[R] Deleting rows with special character

Fri Nov 16 19:40:44 CET 2012

On Nov 16, 2012, at 8:26 AM, Sarah Goslee <sarah.goslee at gmail.com> wrote:

> Hi Peter,
> 
> On Fri, Nov 16, 2012 at 9:04 AM, Peter Kupfer <peter.kupfer at me.com> wrote:
>> Dear all,
>> maybe a simple problem but I found no solution for my problem.
>> I have a matrix Y with 23 000 rows and 220 colums. The entries are "A", "B" or "C".
> 
> A reproducible example with sample data is helpful.
> 
>> I want to extract all rows (as a matrix ) of the matrix Y where all entries of a row are (for example) "A".
> 
> Really? Why not just make a new matrix with the right number of "A" values?
> 
>> Is there any solution? I tried the stringr- package but i doesn't work out.
> 
> Of course there is. Here's one option. But I'm not sure you've really
> stated your actual problem. This extracts the rows where all values
> are "A", and might at least get you started toward your real problem.
> 
> testdata <- matrix(c(
> "A", "B", "C",
> "B", "B", "B",
> "C", "A", "A",
> "A", "A", "A"),
> ncol=3, byrow=TRUE)
> 
> testdata.A <- testdata[apply(testdata, 1, function(x)all(x == "A")), ,
> drop=FALSE]

Using something like rowSums() might be faster in this case, based upon brief testing. 
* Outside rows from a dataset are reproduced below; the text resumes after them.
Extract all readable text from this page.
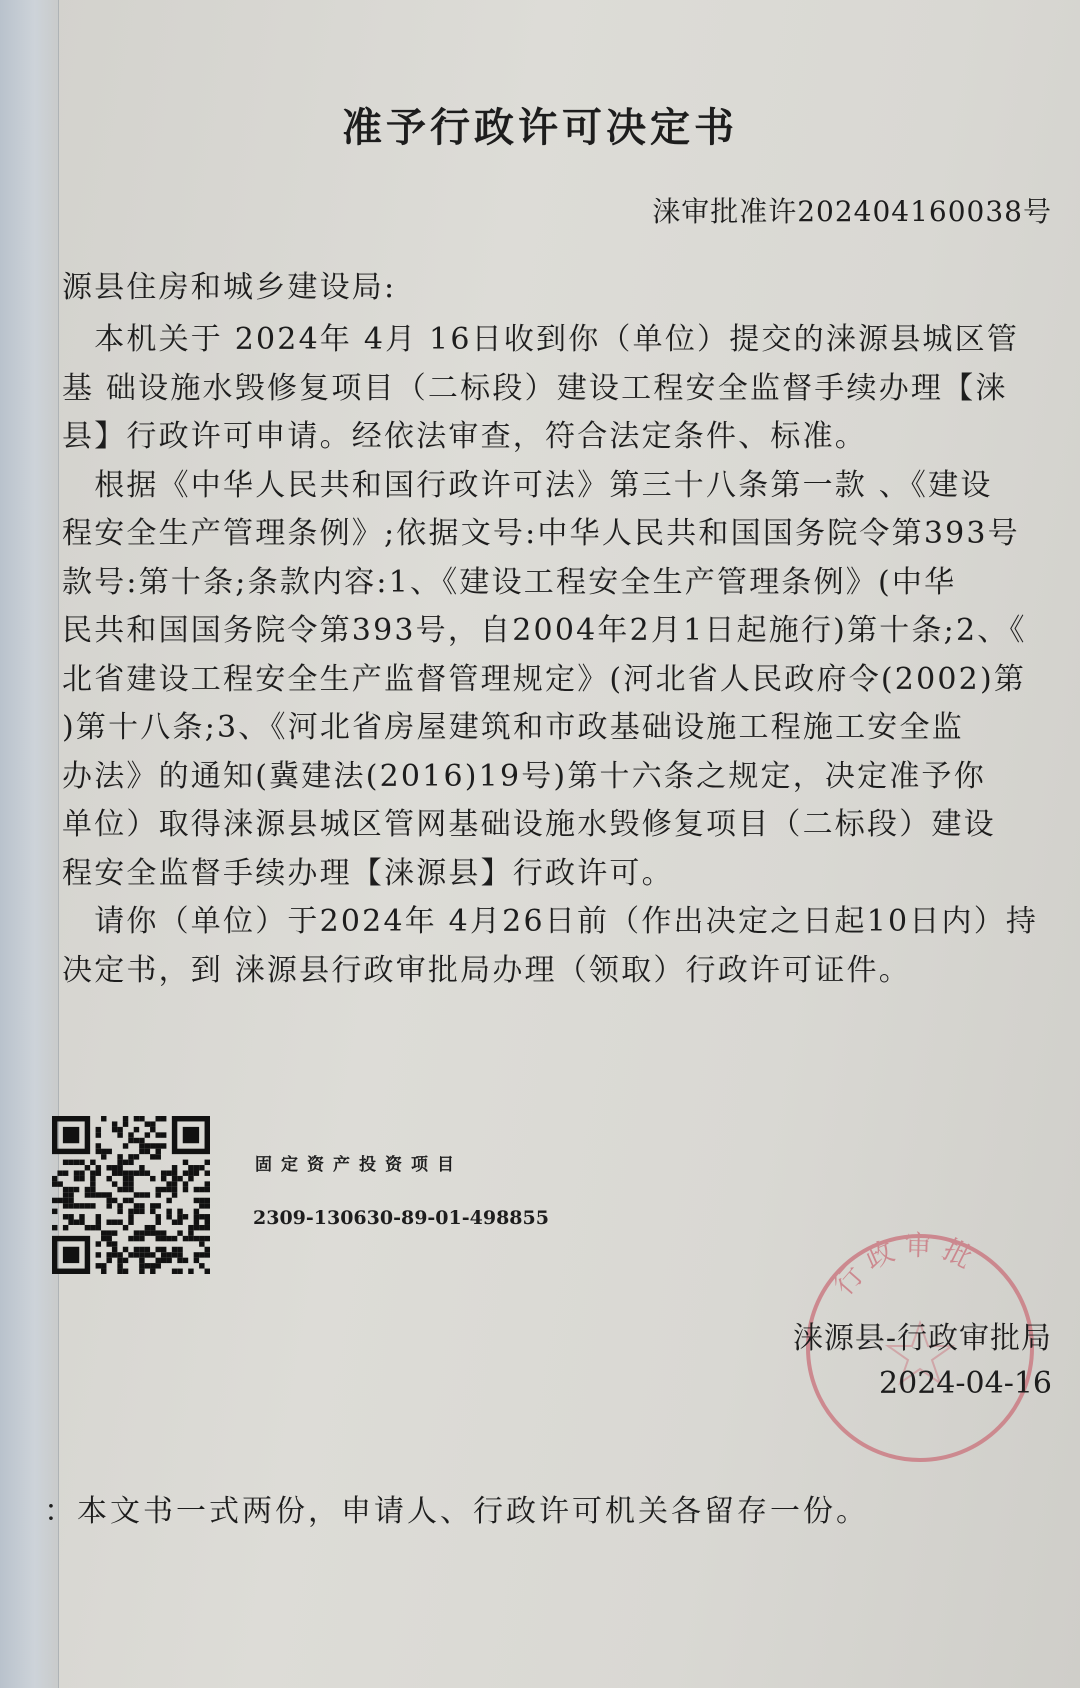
准予行政许可决定书
涞审批准许202404160038号
源县住房和城乡建设局:
　本机关于 2024年 4月 16日收到你（单位）提交的涞源县城区管
基 础设施水毁修复项目（二标段）建设工程安全监督手续办理【涞
县】行政许可申请。经依法审查，符合法定条件、标准。
　根据《中华人民共和国行政许可法》第三十八条第一款 、《建设
程安全生产管理条例》;依据文号:中华人民共和国国务院令第393号
款号:第十条;条款内容:1、《建设工程安全生产管理条例》(中华
民共和国国务院令第393号，自2004年2月1日起施行)第十条;2、《
北省建设工程安全生产监督管理规定》(河北省人民政府令(2002)第
)第十八条;3、《河北省房屋建筑和市政基础设施工程施工安全监
办法》的通知(冀建法(2016)19号)第十六条之规定，决定准予你
单位）取得涞源县城区管网基础设施水毁修复项目（二标段）建设
程安全监督手续办理【涞源县】行政许可。
　请你（单位）于2024年 4月26日前（作出决定之日起10日内）持
决定书，到 涞源县行政审批局办理（领取）行政许可证件。
固定资产投资项目
2309-130630-89-01-498855
行政审批
涞源县-行政审批局
2024-04-16
：本文书一式两份，申请人、行政许可机关各留存一份。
Since using a boolean returns TRUE/FALSE, which have numeric equivalent values of 1/0, respectively, you can subset the matrix based upon the rowSums() values being equal to the number of columns in the matrix, which indicates that all values in the row match your desired value.

# Create a 230000 * 220 matrix with random values.
set.seed(1)
testdata <- matrix(sample(c("A", "B", "C"), 23000*220, replace = TRUE), ncol = 220)

# Set 100 random rows to all "A"s
set.seed(2)
testdata[sample(23000, 100), ] <- rep("A", 220)

> system.time(Sub1 <-testdata[apply(testdata, 1, function(x)all(x == "A")), ,drop = FALSE])
   user  system elapsed 
  0.454   0.047   0.503 

> system.time(Sub2 <- testdata[rowSums(testdata == "A") == ncol(testdata), , drop = FALSE])
   user  system elapsed 
  0.089   0.001   0.090 

> str(Sub1)
 chr [1:100, 1:220] "A" "A" "A" "A" "A" "A" "A" "A" ...

> str(Sub2)
 chr [1:100, 1:220] "A" "A" "A" "A" "A" "A" "A" "A" ...

> identical(Sub1, Sub2)
[1] TRUE

See ?rowSums, which uses a .Internal, so is fast code.

Regards,

Marc Schwartz